If you are a UK agency founder who has moved to Dubai, or is considering it, the 90 day rule is probably the single most important tax rule you need to understand. It determines whether HMRC still sees you as UK resident. And if they do, any gain from selling your agency shares could be taxed in the UK at up to 24%.
Here is exactly how the 90 day rule works, how it applies to your agency shareholding, and what you need to track to protect your tax position.
What Is the 90 Day Rule?
The 90 day rule is part of the UK’s Statutory Residence Test (SRT). It is the rule that says if you spend 91 days or more in the UK during a single tax year (6 April to 5 April), you are automatically UK resident for that year. No exceptions. No discretion.
If you spend 90 days or fewer, you may still be UK resident under other parts of the SRT. But 91 days is a hard line. Cross it, and you are resident. Full stop.

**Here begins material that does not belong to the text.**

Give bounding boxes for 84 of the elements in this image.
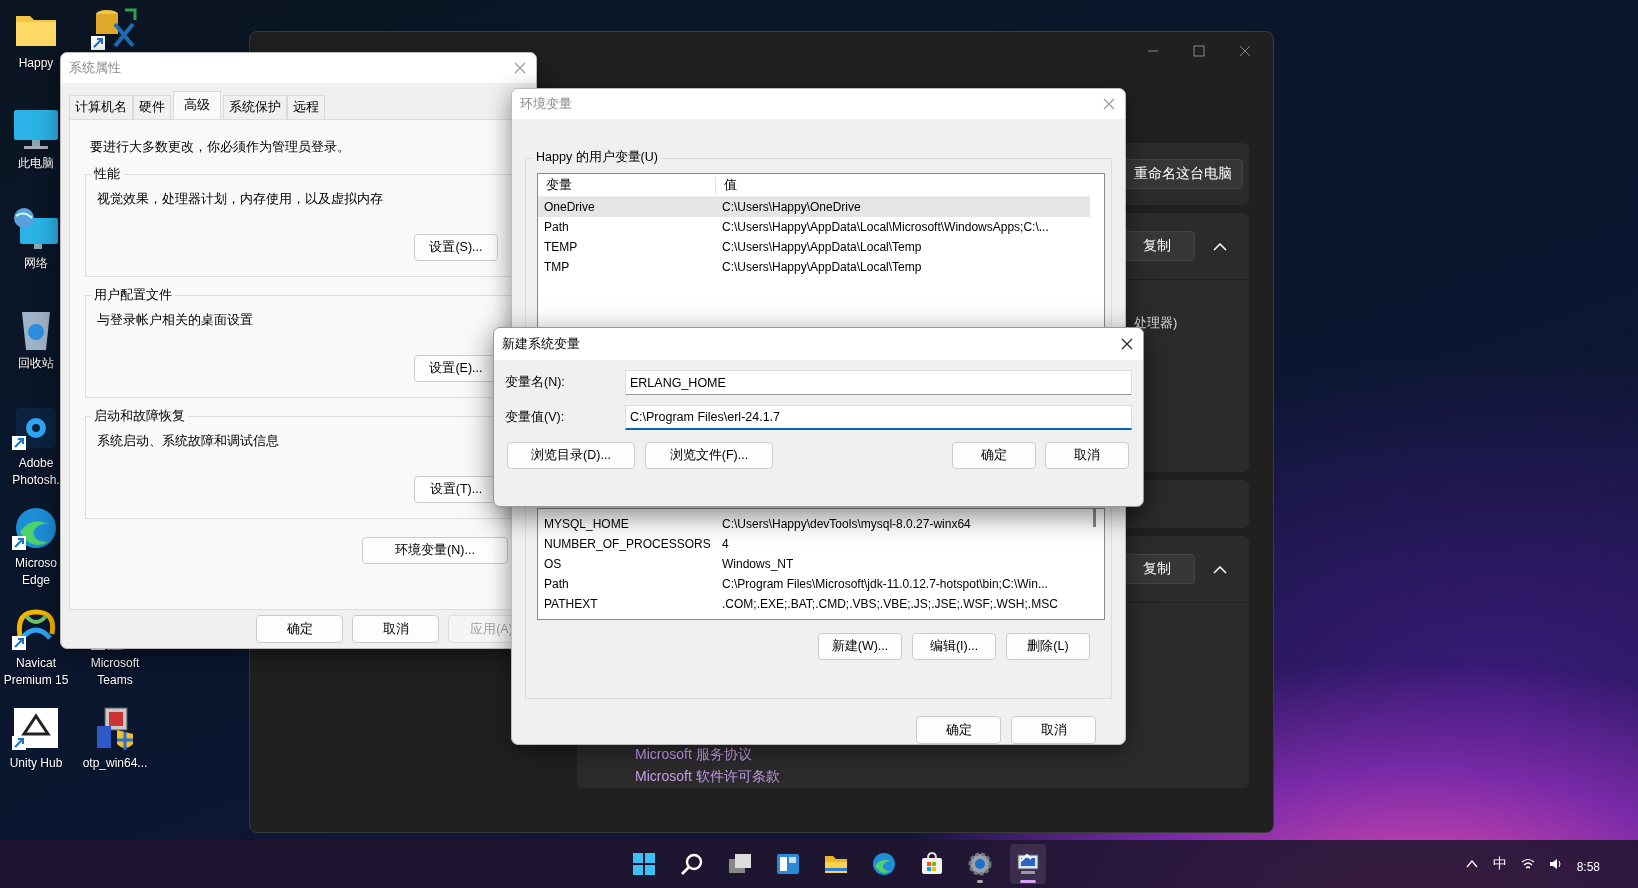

For agency founders who have left the UK for Dubai or another jurisdiction, this rule is what stops you from spending too much time back in the UK visiting family, attending client meetings, or working from your old office.
How the 90 Day Rule Applies to Your Agency Shareholding
Here is where it gets specific for agency founders. If you sell your shares in your agency while you are UK resident, the gain is subject to UK Capital Gains Tax (CGT). If you sell while non-resident, the gain is generally outside UK tax, provided you have been non-resident for at least five full tax years before the sale.

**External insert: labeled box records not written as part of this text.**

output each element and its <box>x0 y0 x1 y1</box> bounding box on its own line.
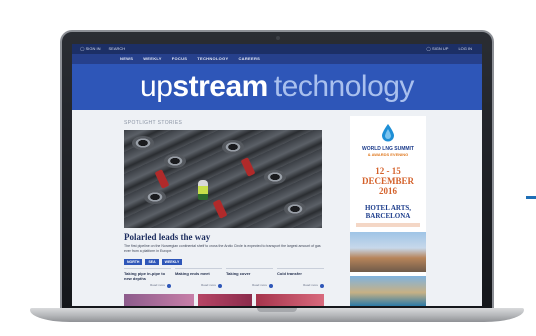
story-tags: NORTH SEA WEEKLY <box>124 259 183 265</box>
sign-up-link[interactable]: ◯ SIGN UP <box>426 44 448 54</box>
base-notch <box>257 308 297 312</box>
tag[interactable]: SEA <box>145 259 159 265</box>
nav-item-weekly[interactable]: WEEKLY <box>143 54 162 64</box>
read-more-label: Read more <box>150 283 165 287</box>
read-more-link[interactable]: Read more <box>252 283 273 288</box>
pipe-band <box>240 157 256 177</box>
tag[interactable]: WEEKLY <box>161 259 183 265</box>
thumbnail-image[interactable] <box>256 294 324 306</box>
pipe-end <box>264 170 286 184</box>
pipe-end <box>284 202 306 216</box>
read-more-label: Read more <box>252 283 267 287</box>
logo-part-up: up <box>140 70 173 103</box>
laptop-screen: ◯ SIGN IN SEARCH ◯ SIGN UP LOG IN NEWS W… <box>72 44 482 306</box>
pipe-band <box>154 169 170 189</box>
event-name: WORLD LNG SUMMIT & AWARDS EVENING <box>350 146 426 157</box>
arrow-circle-icon <box>218 283 222 288</box>
decorative-dash <box>526 196 536 199</box>
pipe-end <box>144 190 166 204</box>
logo-part-technology: technology <box>273 70 415 103</box>
hero-image[interactable] <box>124 130 322 228</box>
event-venue: HOTEL ARTS, BARCELONA <box>350 204 426 220</box>
venue-line-2: BARCELONA <box>365 212 411 220</box>
read-more-label: Read more <box>303 283 318 287</box>
dates-line-1: 12 - 15 <box>375 166 401 176</box>
pipe-end <box>164 154 186 168</box>
venue-line-1: HOTEL ARTS, <box>364 204 412 212</box>
event-line-2: & AWARDS EVENING <box>367 152 409 157</box>
list-item[interactable]: Taking pipe in-pipe to new depths Read m… <box>124 268 171 288</box>
story-title: Making ends meet <box>175 271 210 276</box>
pipe-end <box>222 140 244 154</box>
story-list: Taking pipe in-pipe to new depths Read m… <box>124 268 324 288</box>
log-in-link[interactable]: LOG IN <box>458 44 472 54</box>
main-nav: NEWS WEEKLY FOCUS TECHNOLOGY CAREERS <box>72 54 482 64</box>
thumbnail-image[interactable] <box>198 294 252 306</box>
nav-item-news[interactable]: NEWS <box>120 54 133 64</box>
read-more-link[interactable]: Read more <box>303 283 324 288</box>
barcelona-photo <box>350 232 426 272</box>
venue-divider <box>356 223 420 227</box>
story-title: Taking cover <box>226 271 251 276</box>
thumbnail-row <box>124 294 324 306</box>
site-logo[interactable]: upstream technology <box>140 72 414 102</box>
event-advertisement[interactable]: WORLD LNG SUMMIT & AWARDS EVENING 12 - 1… <box>350 116 426 306</box>
top-utility-bar: ◯ SIGN IN SEARCH ◯ SIGN UP LOG IN <box>72 44 482 54</box>
arrow-circle-icon <box>269 283 273 288</box>
worker-figure <box>198 180 208 200</box>
story-title: Cold transfer <box>277 271 302 276</box>
pipe-end <box>132 136 154 150</box>
story-summary: The first pipeline on the Norwegian cont… <box>124 244 321 253</box>
read-more-label: Read more <box>201 283 216 287</box>
story-headline[interactable]: Polarled leads the way <box>124 232 210 242</box>
spotlight-section: SPOTLIGHT STORIES Polarled leads the way… <box>120 116 326 306</box>
nav-item-focus[interactable]: FOCUS <box>172 54 188 64</box>
thumbnail-image[interactable] <box>124 294 194 306</box>
tag[interactable]: NORTH <box>124 259 143 265</box>
read-more-link[interactable]: Read more <box>201 283 222 288</box>
laptop-base <box>30 308 524 322</box>
pipe-band <box>212 199 228 219</box>
droplet-icon <box>382 124 394 142</box>
logo-part-stream: stream <box>172 70 268 103</box>
list-item[interactable]: Making ends meet Read more <box>175 268 222 288</box>
search-link[interactable]: SEARCH <box>108 44 125 54</box>
arrow-circle-icon <box>320 283 324 288</box>
masthead: upstream technology <box>72 64 482 110</box>
event-dates: 12 - 15 DECEMBER 2016 <box>350 166 426 196</box>
dates-line-2: DECEMBER <box>361 176 414 186</box>
nav-item-careers[interactable]: CAREERS <box>238 54 260 64</box>
section-label: SPOTLIGHT STORIES <box>124 120 183 126</box>
camera-icon <box>276 36 280 40</box>
nav-item-technology[interactable]: TECHNOLOGY <box>197 54 228 64</box>
arrow-circle-icon <box>167 283 171 288</box>
dates-line-3: 2016 <box>379 186 397 196</box>
list-item[interactable]: Cold transfer Read more <box>277 268 324 288</box>
sign-in-link[interactable]: ◯ SIGN IN <box>80 44 100 54</box>
coast-photo <box>350 276 426 306</box>
list-item[interactable]: Taking cover Read more <box>226 268 273 288</box>
read-more-link[interactable]: Read more <box>150 283 171 288</box>
story-title: Taking pipe in-pipe to new depths <box>124 271 166 281</box>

The 90 day rule is what determines your residence status in the year of sale. If you sell your shares in January 2027, HMRC looks at your days in the UK for the 2026/27 tax year. If you hit 91 days, you are resident. The gain is taxable in the UK.
That is why agency founders moving to Dubai need to track their UK days meticulously. A few too many trips back for board meetings, client pitches, or Christmas with family can cost you tens or hundreds of thousands in tax.
A Worked Example
Take a digital agency founder who moved to Dubai in April 2025. They sell their agency for £2 million in February 2027. Their shares were acquired for £1. The gain is £1,999,999.
If they are non-resident in 2026/27, the gain is outside UK tax. If they accidentally spend 95 days in the UK during that tax year, they are UK resident. The gain is taxed at 24% (the higher rate CGT for non-residential property and shares). That is £479,999.60 in tax.
Ninety-five days versus ninety days. Five extra days. Nearly half a million pounds difference.
That is the stakes.
How Days Are Counted
HMRC counts any day where you are in the UK at midnight. Arrive at 11pm and stay until 2am? That counts as a day. Leave at 6am? That day does not count, because you were not in the UK at midnight.
There are some exceptions. Transit days (where you are in the UK for less than 24 hours and do not work) do not count. Days spent in the UK due to exceptional circumstances (a family emergency, for example) may be disregarded, but HMRC applies this very narrowly.
For agency founders, the practical rule is simple: if you are in the UK at midnight, it counts. Plan your travel accordingly.
What About the 30 Day Rule for Full Non-Residence?
There is a separate rule for the first year of non-residence. If you leave the UK partway through a tax year, you must spend fewer than 30 days in the UK in that year to be treated as non-resident from your date of departure. If you exceed 30 days, you are resident for the whole year.
This matters for agency founders who leave mid-year. If you move to Dubai in September 2025, you cannot come back for more than 29 days before 5 April 2026. If you do, you are UK resident for the whole 2025/26 tax year.
After that first year, the 90 day rule applies for each subsequent tax year.
Does the 90 Day Rule Apply to My Shareholding Specifically?
Yes. The rule applies to your residence status, which determines whether your worldwide gains are taxable in the UK. Your agency shares are a worldwide asset. If you are UK resident when you sell them, the gain is taxable.
There is a specific anti-avoidance rule for shares in companies that are "UK property rich", but for a standard agency that rents its office and does not own property, this is rarely relevant.
The key point: your shareholding does not get special treatment. The 90 day rule applies to you as an individual, and your residence status determines the tax treatment of the sale.
What If I Hold Shares Through a Holding Company?
Some agency founders set up a holding company structure before moving to Dubai. The idea is that the holding company owns the trading agency shares, and the founder owns the holding company. When the agency is sold, the gain is in the holding company, not the individual.
This can work, but it is not a free pass. If you are UK resident, the holding company is UK resident too (because it is incorporated in the UK or centrally managed and controlled here). The gain in the holding company is subject to UK corporation tax at 25%.